= Joseph McGeough =

British academic

Joseph Anthony McGeough FREng FRSE is a former Regius Professor of Engineering, and now an honorary professorial fellow, in the School of Engineering at the University of Edinburgh.

==Biography==
McGeough was born in Kilwinning, Scotland, on 29 May 1940. A graduate of the University of Glasgow (BSc, 1963; PhD, 1967) and the University of Aberdeen (DSc, 1982), he gained industrial training as an undergraduate vacation apprentice for a firm of electrical contractors at ICI Nobel Division, and with Cossor Radar and Electronics, Harlow. Following graduation he worked for International Research and Development Ltd, Newcastle, as a research metallurgist. He then held research appointments as a Demonstrator and senior research fellow at respectively the University of Leicester, the University of Queensland and the University of Edinburgh

He was a Lecturer (1972–1977), then senior lecturer (1977–1980) and reader (1980–1983) in engineering at the University of Edinburgh, before being appointed in 1983 to the Regius Chair of Engineering at the University of Edinburgh. While Regius Professor he also served for eight years as the head of the Department of Mechanical Engineering.

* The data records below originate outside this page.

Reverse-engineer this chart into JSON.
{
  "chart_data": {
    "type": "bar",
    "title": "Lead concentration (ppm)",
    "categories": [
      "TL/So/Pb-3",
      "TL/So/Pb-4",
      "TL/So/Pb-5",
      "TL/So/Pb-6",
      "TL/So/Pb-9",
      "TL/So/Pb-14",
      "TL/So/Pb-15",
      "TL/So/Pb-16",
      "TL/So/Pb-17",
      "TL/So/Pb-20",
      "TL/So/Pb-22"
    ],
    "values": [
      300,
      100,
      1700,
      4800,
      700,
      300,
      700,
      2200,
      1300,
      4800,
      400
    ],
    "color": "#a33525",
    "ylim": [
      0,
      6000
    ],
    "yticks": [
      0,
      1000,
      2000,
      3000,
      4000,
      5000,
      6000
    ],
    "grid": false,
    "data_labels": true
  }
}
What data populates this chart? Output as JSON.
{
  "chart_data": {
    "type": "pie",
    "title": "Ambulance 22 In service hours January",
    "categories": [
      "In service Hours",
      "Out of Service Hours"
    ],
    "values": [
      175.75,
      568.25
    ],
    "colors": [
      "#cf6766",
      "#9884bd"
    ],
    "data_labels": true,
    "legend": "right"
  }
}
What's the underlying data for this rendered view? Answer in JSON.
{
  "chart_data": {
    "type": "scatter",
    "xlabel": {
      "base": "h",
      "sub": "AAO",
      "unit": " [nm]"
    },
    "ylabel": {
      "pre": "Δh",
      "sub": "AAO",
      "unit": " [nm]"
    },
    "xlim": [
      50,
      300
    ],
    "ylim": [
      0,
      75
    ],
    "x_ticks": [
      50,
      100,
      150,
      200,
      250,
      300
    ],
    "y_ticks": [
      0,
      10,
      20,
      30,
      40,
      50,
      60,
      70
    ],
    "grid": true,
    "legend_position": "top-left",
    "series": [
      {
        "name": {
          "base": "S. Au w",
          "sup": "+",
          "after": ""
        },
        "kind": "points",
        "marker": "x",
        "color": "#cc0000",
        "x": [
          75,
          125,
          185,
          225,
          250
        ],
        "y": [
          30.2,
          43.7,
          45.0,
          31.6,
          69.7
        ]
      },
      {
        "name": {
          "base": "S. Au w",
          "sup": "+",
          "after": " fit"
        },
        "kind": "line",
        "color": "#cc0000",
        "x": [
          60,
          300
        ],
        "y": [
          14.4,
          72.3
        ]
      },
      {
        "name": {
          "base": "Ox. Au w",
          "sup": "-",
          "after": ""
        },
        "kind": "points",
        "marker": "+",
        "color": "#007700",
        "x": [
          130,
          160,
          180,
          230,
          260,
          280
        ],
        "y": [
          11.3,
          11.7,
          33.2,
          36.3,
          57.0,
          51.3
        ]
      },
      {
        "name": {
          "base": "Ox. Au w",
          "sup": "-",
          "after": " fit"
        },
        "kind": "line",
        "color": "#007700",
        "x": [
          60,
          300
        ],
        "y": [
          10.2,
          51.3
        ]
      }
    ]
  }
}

His main field of research is manufacturing; his research outcomes are published in journals including the Proceedings of the Institution of Mechanical Engineers, Proceedings of the Royal Society, the Journal of the Institute for Mathematics and its Applications, and, latterly, in the Journal of Bone and Joint Surgery. McGeough's books include Principles of Electrochemical Machining (1974), Advanced Methods of Machining (1988), Micromachining of Engineering Materials (editor, 2001) and The Engineering of Human Joint Replacements (2013). He is the author of the entry on Electroforming for the Encyclopedia of Production Engineering (2013), and a volume editor for Comprehensive Materials Processing (2014). The IMechE and the Society for Underwater Technology have awarded him prizes for his researches. He held a Royal Society/SERC (now EPSRC) Industrial Fellowship between 1987 and 1989, and has been the director of three spin-off companies.

McGeough is a Fellow of the Institution of Mechanical Engineers, the Royal Society of Edinburgh, the International Academy for Production Engineering, and the Royal Academy of Engineering. He is a member of the Royal Institution of Great Britain. He has served as President of the IMechE (2019), chair of its Professional Publishing Board, and of its International Strategy Board. He has held visiting appointments at the University of Naples "Federico 2", Monash University, Tokyo University of Agriculture and Technology, and Dublin City University. He is an honorary professor of Nanjing Aeronautical and Astronautical University.

When he was a student he gained a number of county, universities and national athletics championship awards, and was the winner of an Australian Universities’ soccer championship medal. He was secretary and vice-captain of Glasgow University Athletics, and became an honorary vice-president of Aberdeen University Athletics Association.

More recently he served as chairman for Aberdeen Dyce Academy College council, and president for Edinburgh Colinton Literary Society (including its centenary year). He gives lectures on science to the community, including the National Trust for Scotland, and the Royal Society of Edinburgh.

He has been married for more than 40 years, with three children and six grandchildren.